An overplay tries to gain too much.
If the opponent replies correctly, it will show a loss, but if he makes a timid response or other mistake, it can succeed. Most trick plays are overplays.
Overplay for learning
While overplays are mistakes in competitive games, they are good opportunities to learn. In particular, it is better to err on the bold side than on the timid side.
You don't learn much by playing underplays; you just lose a game by 10 points, and you aren't sure why. Playing overplays is instructive. When you get punished: you learn something. You'll never find the line between the two if you always play under it. And, if you overplay constantly, your overplays will get smaller and smaller as you learn, until you find yourself playing right on that fine line of "good play", or at least close to it.
Overplay and handicap Games
Consideration of what White does in skilful handicap play is revealing about the nature of overplays. For example invasions may be legitimate plays, may be overplays that should end in mochikomi, or may live with correct play but give away too much influence.
- In the opening White may play for large, loose frameworks on the assumption that Black will not invade correctly.
- Characteristic of play in the middle game in handicap go is that White makes invasions of the type that give away too much influence.

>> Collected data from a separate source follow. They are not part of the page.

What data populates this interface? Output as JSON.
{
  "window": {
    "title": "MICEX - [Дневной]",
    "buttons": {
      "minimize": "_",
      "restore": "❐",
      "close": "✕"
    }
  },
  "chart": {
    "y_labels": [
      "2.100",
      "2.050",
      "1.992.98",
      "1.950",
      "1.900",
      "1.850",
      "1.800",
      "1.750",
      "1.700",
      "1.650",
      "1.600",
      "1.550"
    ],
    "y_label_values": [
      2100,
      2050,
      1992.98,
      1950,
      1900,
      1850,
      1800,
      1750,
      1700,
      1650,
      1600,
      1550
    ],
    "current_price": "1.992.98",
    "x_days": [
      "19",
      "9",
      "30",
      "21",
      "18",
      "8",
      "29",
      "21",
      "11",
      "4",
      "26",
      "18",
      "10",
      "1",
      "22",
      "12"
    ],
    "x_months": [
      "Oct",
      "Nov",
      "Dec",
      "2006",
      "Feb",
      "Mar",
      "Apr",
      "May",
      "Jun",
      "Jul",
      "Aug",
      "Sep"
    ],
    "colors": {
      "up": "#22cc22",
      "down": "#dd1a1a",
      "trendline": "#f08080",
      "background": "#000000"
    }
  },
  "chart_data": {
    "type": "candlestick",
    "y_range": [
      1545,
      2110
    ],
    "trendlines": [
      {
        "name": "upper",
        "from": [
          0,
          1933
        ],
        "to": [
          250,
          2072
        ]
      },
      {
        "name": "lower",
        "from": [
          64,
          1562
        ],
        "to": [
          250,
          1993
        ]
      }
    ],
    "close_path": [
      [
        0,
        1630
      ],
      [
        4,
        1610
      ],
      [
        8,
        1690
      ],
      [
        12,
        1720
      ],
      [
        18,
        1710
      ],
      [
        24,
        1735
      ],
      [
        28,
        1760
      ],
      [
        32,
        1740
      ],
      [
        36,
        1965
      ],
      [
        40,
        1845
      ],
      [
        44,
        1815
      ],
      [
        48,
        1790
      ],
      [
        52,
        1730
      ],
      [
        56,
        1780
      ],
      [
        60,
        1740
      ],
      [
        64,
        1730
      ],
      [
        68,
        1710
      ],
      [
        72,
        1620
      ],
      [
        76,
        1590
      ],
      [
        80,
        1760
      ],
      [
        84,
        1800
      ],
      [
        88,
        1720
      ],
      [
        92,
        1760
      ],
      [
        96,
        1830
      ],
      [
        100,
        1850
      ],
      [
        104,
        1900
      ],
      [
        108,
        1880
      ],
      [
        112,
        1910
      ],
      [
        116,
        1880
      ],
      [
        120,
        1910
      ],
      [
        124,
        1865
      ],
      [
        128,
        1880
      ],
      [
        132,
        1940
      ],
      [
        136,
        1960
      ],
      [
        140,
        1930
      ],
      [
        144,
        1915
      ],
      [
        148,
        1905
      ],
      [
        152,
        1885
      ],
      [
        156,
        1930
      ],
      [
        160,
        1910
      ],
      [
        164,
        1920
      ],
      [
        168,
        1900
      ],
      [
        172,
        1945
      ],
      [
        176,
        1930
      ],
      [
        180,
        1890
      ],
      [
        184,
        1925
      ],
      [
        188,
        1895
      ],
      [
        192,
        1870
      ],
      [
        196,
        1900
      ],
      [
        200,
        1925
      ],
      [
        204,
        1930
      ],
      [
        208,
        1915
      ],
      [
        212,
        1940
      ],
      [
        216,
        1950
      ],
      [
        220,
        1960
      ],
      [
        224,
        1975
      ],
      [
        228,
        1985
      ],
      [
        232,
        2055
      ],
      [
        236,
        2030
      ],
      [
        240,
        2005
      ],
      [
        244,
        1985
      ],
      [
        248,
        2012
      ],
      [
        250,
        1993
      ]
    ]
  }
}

That leaves problems for White's other groups in making shinogi.
- In the endgame White ought to be making correct plays and relying on Black's small mistakes to catch up. Speculative invasions are not good teaching, in general.
The true nature of handicap go with White is to be a little unreasonable, in a way that is hard to punish. I'd say obvious overplays are only part of it. White's natural strategy is of the amashi kind, but thinner than it ought to be.